In [2]:
import numpy as np
import pandas as pd



In [3]:
tweets_df = pd.read_csv("./datasets/$OCEAN tweets dataset.csv")

In [4]:
sentiment_scores_df = pd.read_csv("./derived_datasets/twitter-roberta-base-sentiment.csv")

In [5]:
tweets_sentiment_df = tweets_df.merge(sentiment_scores_df,
                                      left_on="id",
                                      right_on="tweet_id")

In [11]:
# here I sample 100 tweets to label by hand
# I noticed that some tweets were impossible to classify
# as positive or negative because they were in another language
# or were referencing a reply that was not visible
np.random.seed(100101)
labels = ['negative', 'neutral', 'positive']
# tweets_sentiment_df.sample(100).to_excel("./derived_datasets/sampled_tweets.xls")

In [6]:
clean_labels_from_google_drive = pd.read_csv("./derived_datasets/labels.csv")

In [14]:
label_mapping = {1: "positive", 0: "neutral", -1: "negative", "-": "unknown"}

In [12]:
# Here I convert the predictions of the sentiment classifier into the same format as the labels I did by hand
# I take the highest probability as the prediction
tweets_sentiment_df["sentiment_classification"] = tweets_sentiment_df[labels].apply(np.argmax, axis=1) - 1

In [7]:
clean_labels_from_google_drive = pd.read_csv("./derived_datasets/sampled_tweets.csv")

In [27]:
# we join on tweet because the ids got mangled by excel
joined_df = tweets_sentiment_df.merge(
    clean_labels_from_google_drive[["tweet", "Labels"]],
    on="tweet",
    suffixes=["", "_label"])[["tweet", "sentiment_classification", "Labels"]].drop_duplicates()
# we have to drop duplicates
# because of duplicate tweets

In [18]:
# here we compare the labels with the predictions
joined_df.groupby(["sentiment_classification", "Labels"]).count()
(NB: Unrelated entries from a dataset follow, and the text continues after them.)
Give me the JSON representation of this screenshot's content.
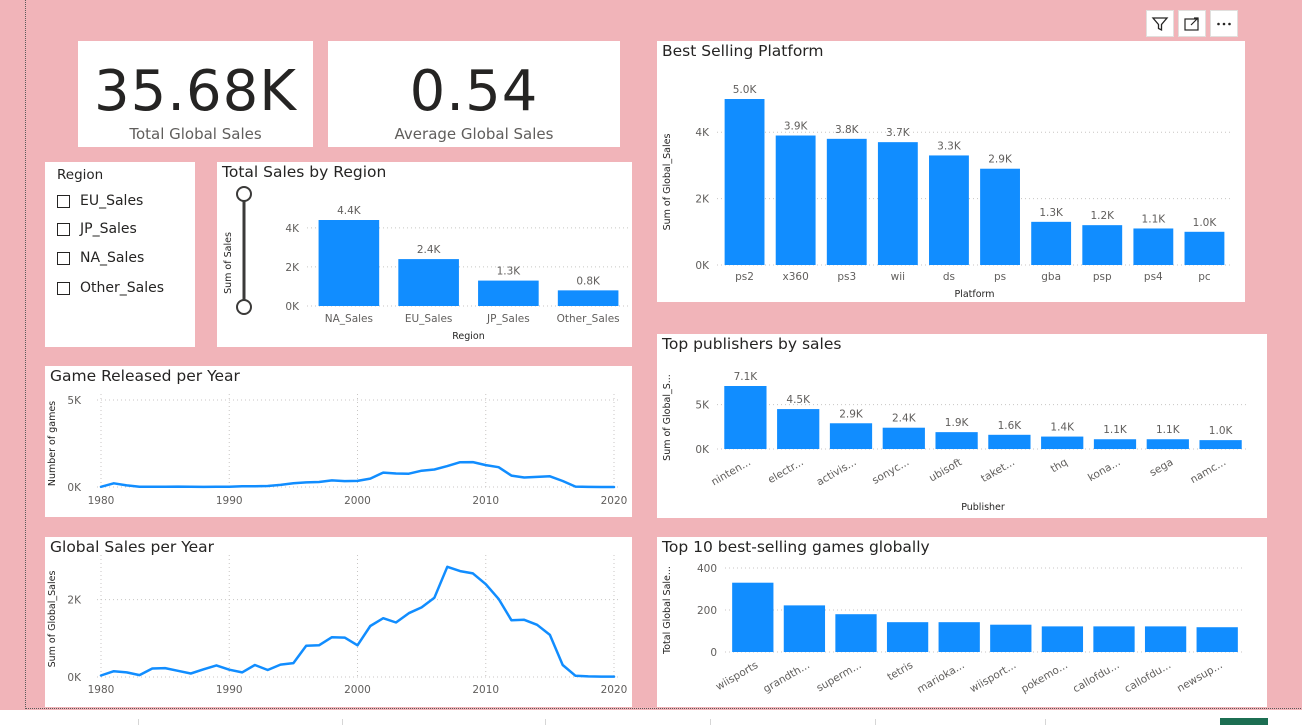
{
  "kpis": {
    "total": {
      "value": "35.68K",
      "label": "Total Global Sales"
    },
    "average": {
      "value": "0.54",
      "label": "Average Global Sales"
    }
  },
  "slicer": {
    "title": "Region",
    "items": [
      "EU_Sales",
      "JP_Sales",
      "NA_Sales",
      "Other_Sales"
    ]
  },
  "toolbar": {
    "icons": [
      "filter-icon",
      "focus-mode-icon",
      "more-options-icon"
    ]
  },
  "colors": {
    "bar": "#118dff",
    "line": "#118dff",
    "background": "#f1b4b9",
    "card": "#ffffff"
  },
  "chart_data": [
    {
      "id": "region",
      "type": "bar",
      "title": "Total Sales by Region",
      "xlabel": "Region",
      "ylabel": "Sum of Sales",
      "categories": [
        "NA_Sales",
        "EU_Sales",
        "JP_Sales",
        "Other_Sales"
      ],
      "values": [
        4.4,
        2.4,
        1.3,
        0.8
      ],
      "value_labels": [
        "4.4K",
        "2.4K",
        "1.3K",
        "0.8K"
      ],
      "ylim": [
        0,
        4.4
      ],
      "yticks": [
        0,
        2,
        4
      ],
      "ytick_labels": [
        "0K",
        "2K",
        "4K"
      ],
      "grid": true
    },
    {
      "id": "platform",
      "type": "bar",
      "title": "Best Selling Platform",
      "xlabel": "Platform",
      "ylabel": "Sum of Global_Sales",
      "categories": [
        "ps2",
        "x360",
        "ps3",
        "wii",
        "ds",
        "ps",
        "gba",
        "psp",
        "ps4",
        "pc"
      ],
      "values": [
        5.0,
        3.9,
        3.8,
        3.7,
        3.3,
        2.9,
        1.3,
        1.2,
        1.1,
        1.0
      ],
      "value_labels": [
        "5.0K",
        "3.9K",
        "3.8K",
        "3.7K",
        "3.3K",
        "2.9K",
        "1.3K",
        "1.2K",
        "1.1K",
        "1.0K"
      ],
      "ylim": [
        0,
        5.0
      ],
      "yticks": [
        0,
        2,
        4
      ],
      "ytick_labels": [
        "0K",
        "2K",
        "4K"
      ],
      "grid": true
    },
    {
      "id": "publishers",
      "type": "bar",
      "title": "Top publishers by sales",
      "xlabel": "Publisher",
      "ylabel": "Sum of Global_S...",
      "categories": [
        "ninten...",
        "electr...",
        "activis...",
        "sonyc...",
        "ubisoft",
        "taket...",
        "thq",
        "kona...",
        "sega",
        "namc..."
      ],
      "values": [
        7.1,
        4.5,
        2.9,
        2.4,
        1.9,
        1.6,
        1.4,
        1.1,
        1.1,
        1.0
      ],
      "value_labels": [
        "7.1K",
        "4.5K",
        "2.9K",
        "2.4K",
        "1.9K",
        "1.6K",
        "1.4K",
        "1.1K",
        "1.1K",
        "1.0K"
      ],
      "ylim": [
        0,
        7.1
      ],
      "yticks": [
        0,
        5
      ],
      "ytick_labels": [
        "0K",
        "5K"
      ],
      "grid": true
    },
    {
      "id": "games_year",
      "type": "line",
      "title": "Game Released per Year",
      "ylabel": "Number of games",
      "x": [
        1980,
        1981,
        1982,
        1983,
        1984,
        1985,
        1986,
        1987,
        1988,
        1989,
        1990,
        1991,
        1992,
        1993,
        1994,
        1995,
        1996,
        1997,
        1998,
        1999,
        2000,
        2001,
        2002,
        2003,
        2004,
        2005,
        2006,
        2007,
        2008,
        2009,
        2010,
        2011,
        2012,
        2013,
        2014,
        2015,
        2016,
        2017,
        2018,
        2019,
        2020
      ],
      "values": [
        9,
        210,
        90,
        17,
        14,
        14,
        21,
        16,
        6,
        17,
        16,
        41,
        43,
        60,
        121,
        219,
        263,
        289,
        379,
        338,
        349,
        482,
        829,
        775,
        762,
        939,
        1006,
        1202,
        1428,
        1431,
        1257,
        1139,
        657,
        546,
        582,
        614,
        344,
        23,
        5,
        0,
        1
      ],
      "xticks": [
        1980,
        1990,
        2000,
        2010,
        2020
      ],
      "yticks": [
        0,
        5000
      ],
      "ytick_labels": [
        "0K",
        "5K"
      ],
      "xlim": [
        1980,
        2020
      ],
      "ylim": [
        0,
        5000
      ],
      "grid": true
    },
    {
      "id": "sales_year",
      "type": "line",
      "title": "Global Sales per Year",
      "ylabel": "Sum of Global_Sales",
      "x": [
        1980,
        1981,
        1982,
        1983,
        1984,
        1985,
        1986,
        1987,
        1988,
        1989,
        1990,
        1991,
        1992,
        1993,
        1994,
        1995,
        1996,
        1997,
        1998,
        1999,
        2000,
        2001,
        2002,
        2003,
        2004,
        2005,
        2006,
        2007,
        2008,
        2009,
        2010,
        2011,
        2012,
        2013,
        2014,
        2015,
        2016,
        2017,
        2018,
        2019,
        2020
      ],
      "values": [
        40,
        150,
        120,
        50,
        220,
        230,
        160,
        90,
        200,
        300,
        190,
        120,
        310,
        180,
        320,
        360,
        810,
        820,
        1030,
        1020,
        820,
        1320,
        1520,
        1410,
        1650,
        1800,
        2050,
        2850,
        2740,
        2680,
        2400,
        2020,
        1470,
        1480,
        1350,
        1090,
        310,
        30,
        15,
        10,
        10
      ],
      "xticks": [
        1980,
        1990,
        2000,
        2010,
        2020
      ],
      "yticks": [
        0,
        2000
      ],
      "ytick_labels": [
        "0K",
        "2K"
      ],
      "xlim": [
        1980,
        2020
      ],
      "ylim": [
        0,
        3000
      ],
      "grid": true
    },
    {
      "id": "top_games",
      "type": "bar",
      "title": "Top 10 best-selling games globally",
      "ylabel": "Total Global Sale...",
      "categories": [
        "wiisports",
        "grandth...",
        "superm...",
        "tetris",
        "marioka...",
        "wiisport...",
        "pokemo...",
        "callofdu...",
        "callofdu...",
        "newsup..."
      ],
      "values": [
        330,
        222,
        180,
        142,
        142,
        130,
        122,
        122,
        122,
        118
      ],
      "ylim": [
        0,
        400
      ],
      "yticks": [
        0,
        200,
        400
      ],
      "ytick_labels": [
        "0",
        "200",
        "400"
      ],
      "grid": true
    }
  ]
}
Unnamed: 0_level_0,Unnamed: 1_level_0,tweet
sentiment_classification,Labels,Unnamed: 2_level_1
-1,-,1
-1,-1,2
-1,0,1
0,-,4
0,-1,5
0,0,21
0,1,14
1,-1,1
1,0,15
1,1,36


In [19]:
# Here we find I was unable to classify 5% of the tweets
filt_df = joined_df.query("Labels != '-'")
joined_df.query("Labels == '-'").shape[0] / joined_df.shape[0]

0.05

In [23]:
filt_df.groupby("Labels").count()

Unnamed: 0_level_0,tweet,sentiment_classification
Labels,Unnamed: 1_level_1,Unnamed: 2_level_1
-1,8,8
0,37,37
1,50,50


In [24]:
# Here we find our accuracy is 62%, although we see that half of the tweets
# are positive, so the null model would have 50% accuracy
np.mean(filt_df["Labels"].apply(int) == filt_df["sentiment_classification"])

0.6210526315789474

In [25]:
# here we find that 99% of labels are at most once step apart, ie, unknown to positive and unknown to negative
np.mean(np.abs(filt_df["Labels"].apply(int) - filt_df["sentiment_classification"]) <= 1)

0.9894736842105263